Nakamoto Holdings (NAKA), a bitcoin firm founded by David Bailey, said it sold about 284 BTC for $20 million in March, marking a rare reduction in its holdings as it pivots toward a bitcoin treasury strategy.
The proceeds will be used to support working capital and finance operations following its acquisition of BTC Inc. and UTXO, two companies central to its transition to a bitcoin-focused platform, the company said in its full-year earnings.
The company went public in May by merging with KindlyMD, a healthcare provider, and raised $710 million to pursue the Treasury strategy.
The March sale represents about 5% of the company’s bitcoin holdings and took place despite its stated intention to continue accumulating the asset. Based on the disclosure, the average sales price was about $70,422 per bitcoin.

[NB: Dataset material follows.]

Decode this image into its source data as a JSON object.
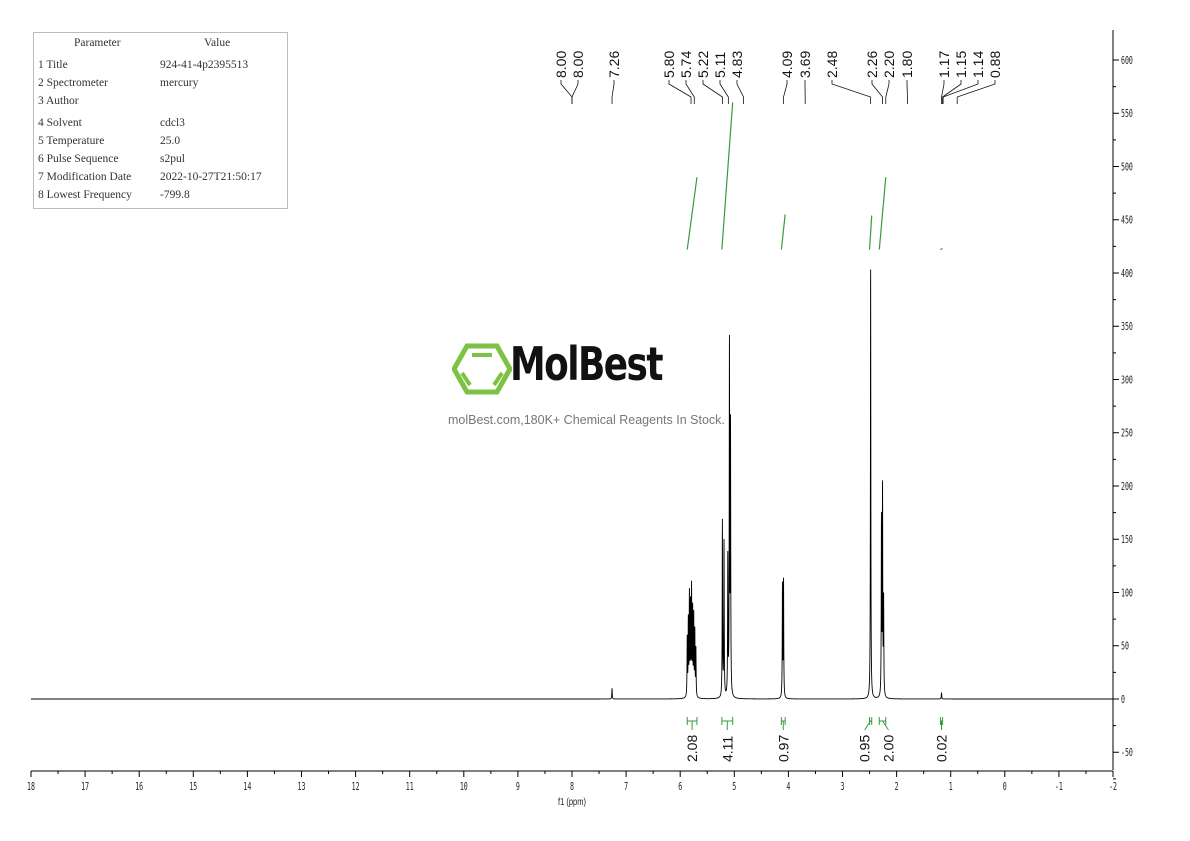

The move highlights increasing liquidity pressure. Nakamoto has an 8%, $210 million USDT loan from Kraken secured by the majority of its bitcoin, limiting financial flexibility and increasing the potential need for additional asset sales to meet the interest payments.
According to the 10-K filing, the company remains unprofitable and reports a pretax loss of $52.2 million for the year ended Dec. 31, larger than the $3.6 million loss the year before. The decline was primarily driven by a $166.1 million drop in the value of its digital assets due to a fall in the price of bitcoin at the end of 2025.
Shares have fallen 99% from their record high in May.